The overall survival data are immature, “and the interpretation is inconclusive,” he said. At a median follow-up of 12 months, the median overall survival has not been reached in either treatment arm.

The combination was well-tolerated. Approximately 50% of patients in either arm had a grade 3 adverse event. The proportion of patients with grade 4 events was 4% in the combination arm and 7% in the sunitinib arm. Adverse events leading to discontinuation of the study drug were 4% in the combination arm and 8% in the sunitinib arm.

Immune-related adverse events were reported in 38% of the com­bination arm, including 21% with hypothyroidism.

Potential Implications

“Without survival or quality-of-life data, it’s uncertain whether the combination is ready for prime time,” commented invited discussant Viktor Grünwald, MD, Clinic for Cancer Research and Clinic for Urology, University Hospital Essen Westdeutsches, Germany.

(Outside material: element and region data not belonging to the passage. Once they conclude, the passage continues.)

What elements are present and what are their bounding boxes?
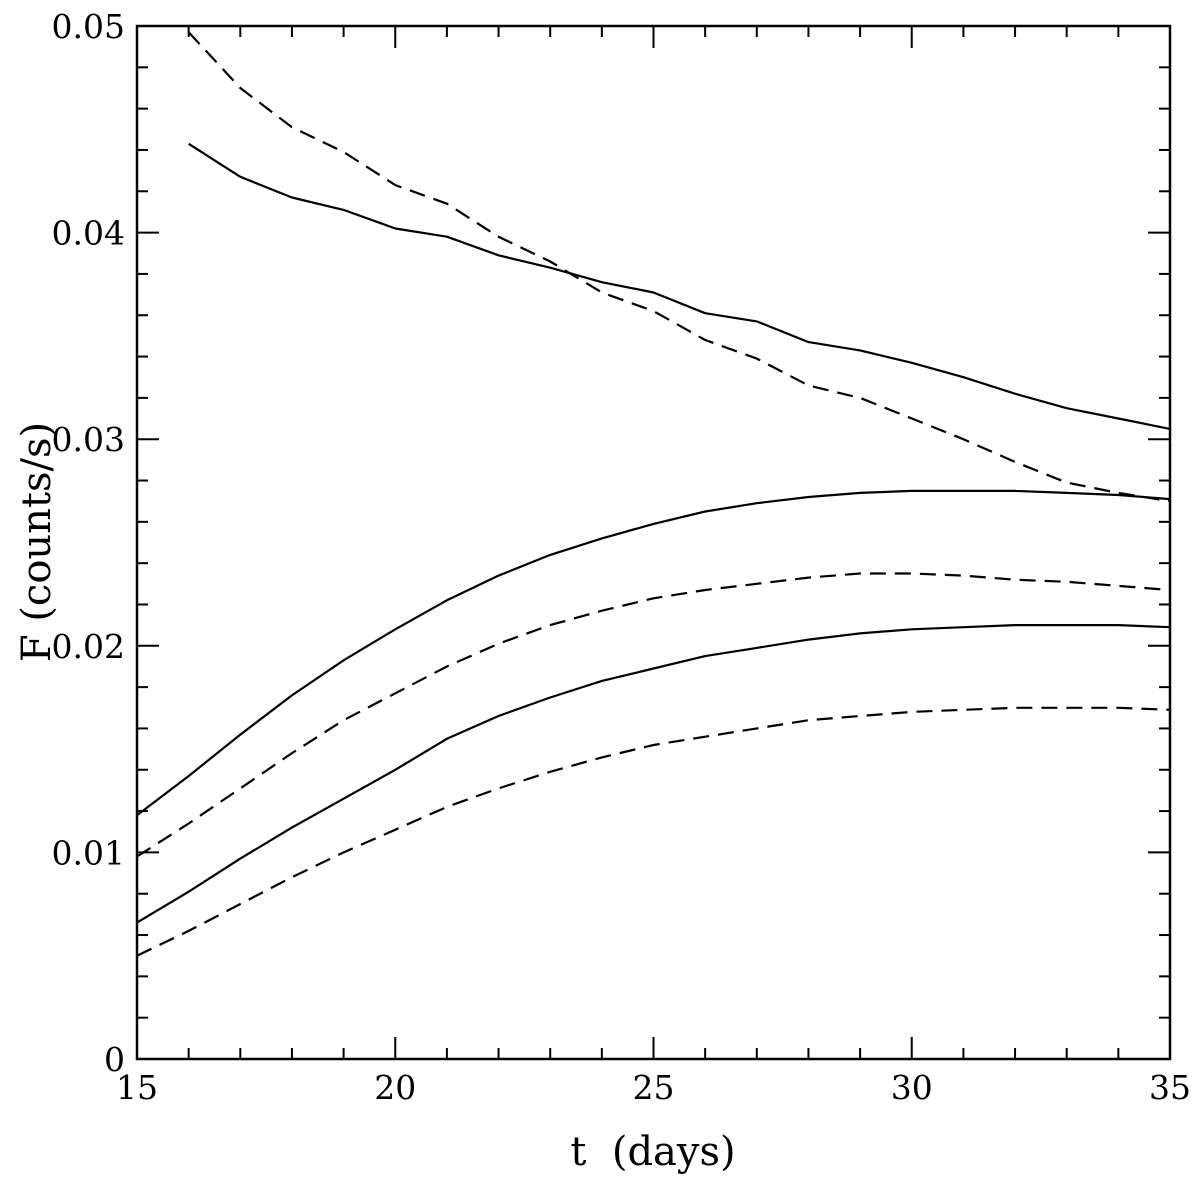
y-axis-label: F (counts/s) bbox=[14, 422, 60, 662]
series-line-5-solid bbox=[136, 623, 1171, 924]
x-tick-label: 30 bbox=[891, 1068, 933, 1107]
series-line-6-dashed bbox=[136, 706, 1171, 957]
y-tick-label: 0.02 bbox=[52, 627, 125, 666]
x-tick-label: 20 bbox=[374, 1068, 416, 1107]
series-line-1-solid bbox=[188, 142, 1171, 430]
y-tick-label: 0.04 bbox=[52, 214, 125, 253]
y-tick-label: 0.03 bbox=[52, 420, 125, 459]
plot-frame bbox=[135, 24, 1172, 1061]
series-line-2-dashed bbox=[187, 31, 1171, 503]
series-lines bbox=[136, 31, 1171, 957]
x-tick-label: 25 bbox=[633, 1068, 675, 1107]
tick-labels: 15 20 25 30 35 0 0.01 0.02 0.03 0.04 0.05 bbox=[52, 7, 1191, 1107]
y-tick-label: 0 bbox=[104, 1040, 125, 1079]
x-axis-label: t (days) bbox=[570, 1129, 735, 1175]
y-tick-label: 0.01 bbox=[52, 833, 125, 872]
x-tick-label: 15 bbox=[116, 1068, 158, 1107]
ticks bbox=[136, 25, 1171, 1060]
y-tick-label: 0.05 bbox=[52, 7, 125, 46]
x-tick-label: 35 bbox=[1149, 1068, 1191, 1107]
series-line-4-dashed bbox=[136, 572, 1171, 858]
series-line-3-solid bbox=[136, 489, 1171, 817]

The combination of ipilimumab (Yervoy) and nivolumab (Opdivo) has demonstrated a clinically relevant overall survival advantage in patients with intermediate- or high-risk advanced RCC and should therefore remain the standard of care in this population.

“I do believe that there is a niche in favorable-risk patients for the avel­umab-axitinib combination,” said Dr Grünwald.

Other immunotherapy combinations are being explored in advanced RCC with data soon to come, he said.